There are a few pieces to AI, there is the code that ingests the data and tokenizes it, there is the code that interacts with user, and then there is the actual data fed into the tokenizer. The first and second are more like what we traditionally call software, and are available in open source versions. The third is the problem piece. If you managed to textualize everything you know and feed it into a LLM the LLM would only know what you know, and that would not really be very useful unless you just wanted it to remember your second cousins birthday and remind you about it. The minute you start feeding it text or images you didn't create you venture into the ethical and legal morass that is currently churning all over the world around the big LLMs.

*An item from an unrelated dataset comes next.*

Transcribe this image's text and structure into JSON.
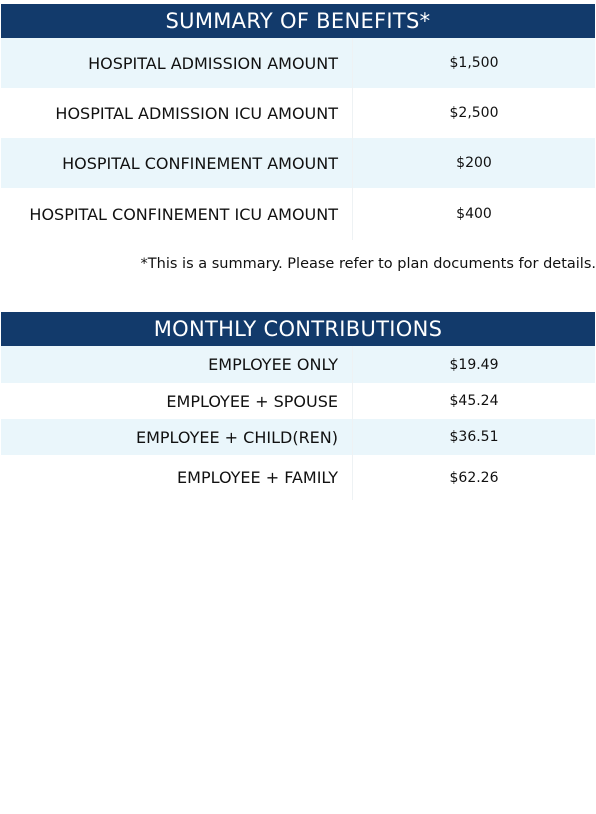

That huge pool of tokens is what makes an LLM useful, it really is the LLM. The code that can be ethically shared just creates or interacts with that LLM. Yes, you can own books, and by historical precedent have every right to physically manipulate that book in any way you like. You do not have the right to copy that book, and this is at the heart of the controversy. Many authors, artists, and creators are making the claim that the act of ingesting a book into an LLM creates a copy of that book, while the people making LLMs (and the corporations who see the potential for $BILLIONS$) say that they are just deriving metadata, or that the ingestion does not constitute a copy because the text is not stored, it is tokenized, and LLMs will not regurgitate verbatim the data on which they are trained.
Of course creative prompts seem to show that they will indeed regurgitate verbatim.

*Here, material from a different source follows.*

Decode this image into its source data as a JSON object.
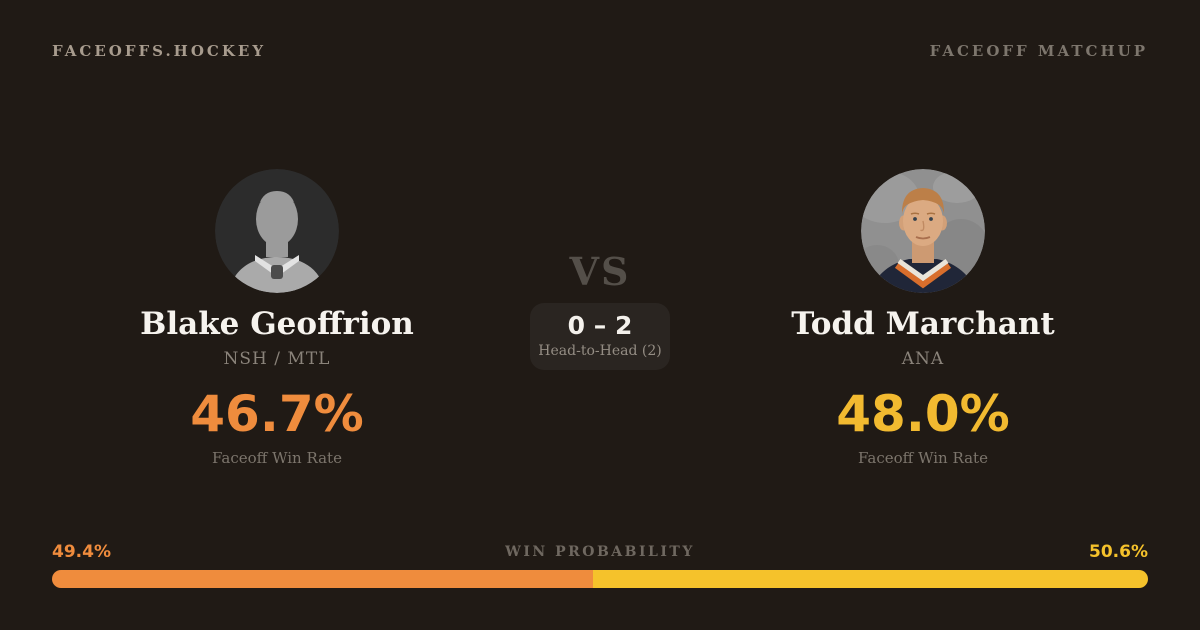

The current state of this controversy makes it very difficult to guarantee that the training set of a useful LLM was actually all public domain or legally ingestable and therefore releasing an LLM under an open source license might get you sued.
Of course this legal back and forth is how we discover the need for new law, and eventually will lead to various governments or legislative bodies making laws that define the borders of what can and can't be fed to an LLM without licensing. These laws will vary by location and the perceived values of the bodies making the law, which will probably make "LLM friendly" locations where the AI companies will go to lower ingestion cost, which will then lead to another wave of lawsuits, this time by authors et al., attempting to prevent access to the LLMs from regions with stricter laws, much like we have seen in the audio/video realm.

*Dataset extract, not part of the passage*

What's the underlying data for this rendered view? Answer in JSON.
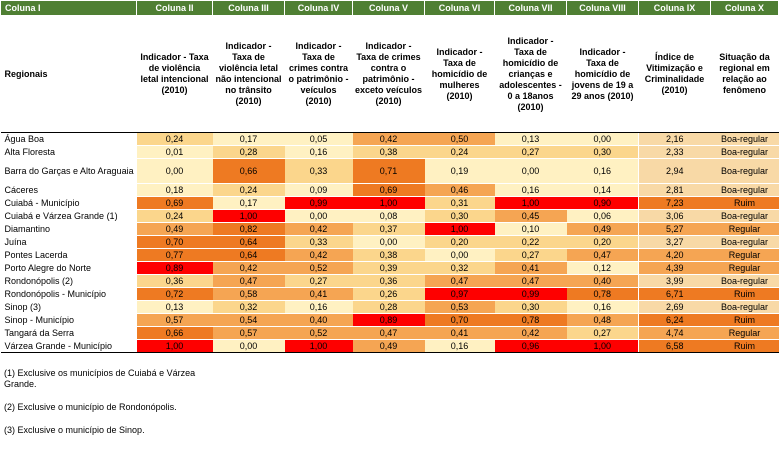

Basically AI, at least in the AGI sense, is really not something that an individual of normal means can do, much in the same way that an individual of normal means cannot make a mass production factory, the resources required are just too big.
AI, in the classic sense not the prompt driven generative sense, is something an individual can play with. It is fundamentally pattern recognition, and is applied invisibly in many parts of life already.
For me a really fun example is the arc-fault circuit breaker required in much of the US in new electrical installations. It actually "listens" to noise on the electrical line and compares it to a signature library of electrical connections to determine if it is an accidental arc or just the normal operation of a device which arcs, like a brushed motor or a relay.
The first generation of these devices produced so many false positives they rapidly gained a reputation of uselessness, however as signature libraries improved and pattern matching algorithms evolved they got better and better. This is AI. It has nothing to do with general intelligence or conversation, it is a very specific realm of pattern matching, and it does it better and faster than anything a person could do.
Because it is an industrial control device it is not recognized as AI, it is just another little black box that controls something. It doesn't even look as impressive as a PID process controller, which, though it can appear to be smarter, is really not AI, it is just a basic calculator with real world inputs.